What we don’t have is a centralized public space with a reason to get out and walk around and interact with each other; like a plaza, or a mall, or a square. With no such physical space, we don't have room to congregate. We are forced to meet in taquerias, small meeting rooms in schools or libraries, or people's homes. All those options are not only limited in their capacity and accessibility, but they are out of public view, preventing passer-by engagement.
However, in between the Carnegie Library and Marshal Middle School is a small patch of green space called John Castillo Park (no relation). It has a sign from the Parks and Recreation Department, and is accessible from the library and the middle school. It is also accessible from Quitman Street and from Noble Street, except that the entire thing is fenced in and the gates are seldom open.

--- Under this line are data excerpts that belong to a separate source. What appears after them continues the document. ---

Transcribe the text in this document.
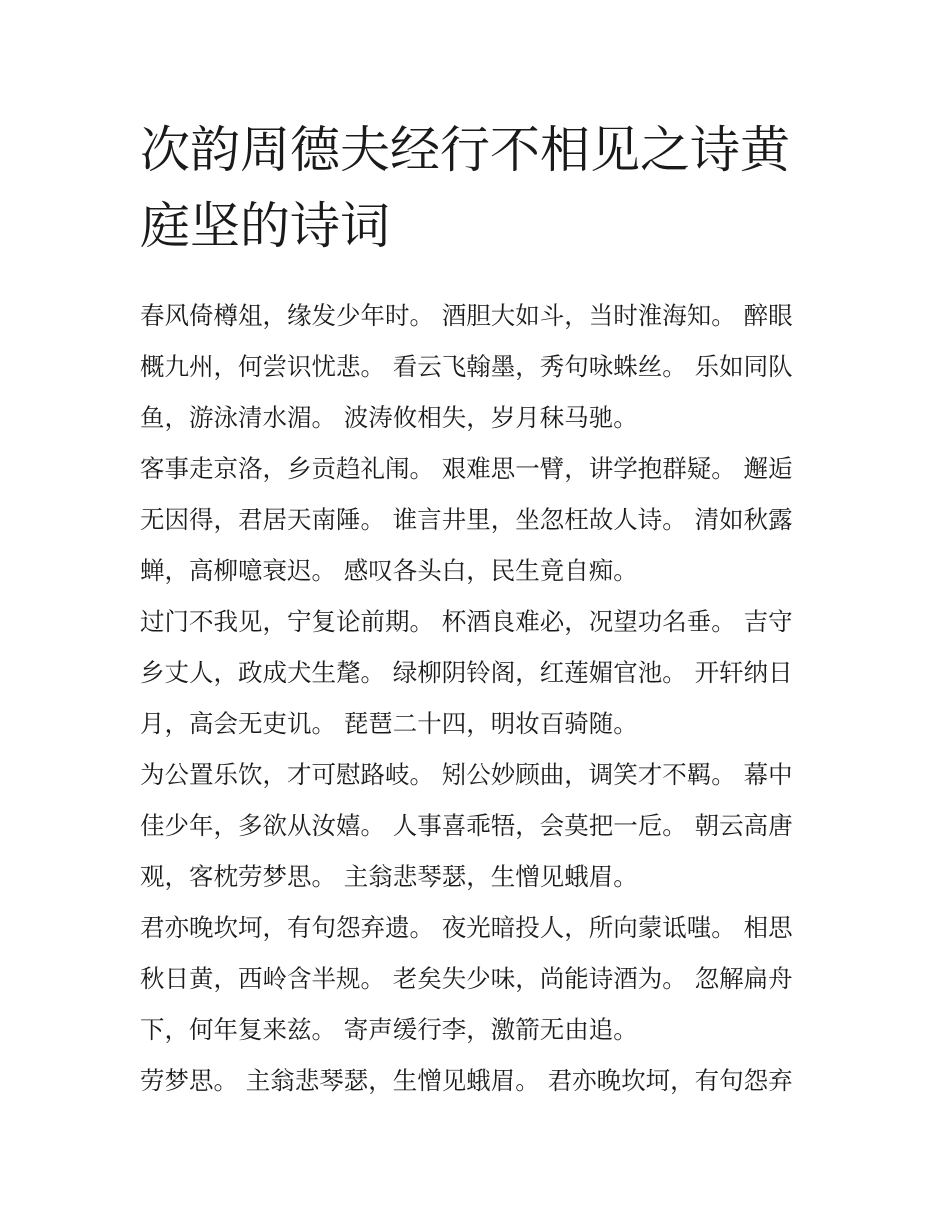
次韵周德夫经行不相见之诗黄庭坚的诗词

春风倚樽俎，缘发少年时。 酒胆大如斗，当时淮海知。 醉眼概九州，何尝识忧悲。 看云飞翰墨，秀句咏蛛丝。 乐如同队鱼，游泳清水湄。 波涛攸相失，岁月秣马驰。

客事走京洛，乡贡趋礼闱。 艰难思一臂，讲学抱群疑。 邂逅无因得，君居天南陲。 谁言井里，坐忽枉故人诗。 清如秋露蝉，高柳噫衰迟。 感叹各头白，民生竟自痴。

过门不我见，宁复论前期。 杯酒良难必，况望功名垂。 吉守乡丈人，政成犬生氂。 绿柳阴铃阁，红莲媚官池。 开轩纳日月，高会无吏讥。 琵琶二十四，明妆百骑随。

为公置乐饮，才可慰路岐。 矧公妙顾曲，调笑才不羁。 幕中佳少年，多欲从汝嬉。 人事喜乖牾，会莫把一卮。 朝云高唐观，客枕劳梦思。 主翁悲琴瑟，生憎见蛾眉。

君亦晚坎坷，有句怨弃遗。 夜光暗投人，所向蒙诋嗤。 相思秋日黄，西岭含半规。 老矣失少味，尚能诗酒为。 忽解扁舟下，何年复来兹。 寄声缓行李，激箭无由追。

劳梦思。 主翁悲琴瑟，生憎见蛾眉。 君亦晚坎坷，有句怨弃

The ownership and custodianship of that land seems to be in question. It appears to be public property, but the school uses it as something of a front-yard during lunchtime and dismissal, conveniently corralling the students in this fenced in area which extends around the library parking lot.
When combined with the library, this park seems to be the best choice for the kind of public space that allows neighbors to gather easily without cultural or economic barriers. It is within walking distance to a large portion of the neighborhood, and is located where people tend to go on a daily basis, anyway.
It would be especially attractive if there were an increase in small retail (coffee houses, cafes, small shops, etc.). It would be the place that we stop to sit between errands or just a nice detour. The adjacent library could provide wi-fi and park features like the amphitheater and the playground could be enhanced.
Northsiders see this need and the community has come together to redesign the park. Of course, the city officials have informed the community that there is no money in the Capital Improvement Plan for this project. The only way to get this kind of space is for us to claim it for ourselves.
We will do this by holding festivals and events in the park or on the street, reinvigorating the activity, and encouraging denser activity around it. The 2nd annual Sabor Del Northside festival will be held in the park this month, generating some of that energy and letting our elected officials know about the community’s desire for this kind of space.
The Near Northside has a lot to say, and we need a place to say it. We need that space to express our distinct history and culture within the context of our city.
We need that accessible public area where neighbors can have encounters that are out in the world and part of urban life, but close enough to home to make us want to take ownership.
Every now and then, we will need that physical platform to let our collective voices manifest into the political will that will end the decades of neglect and divestment in the ‘hood.
Without it, we can’t get to the next level as a community.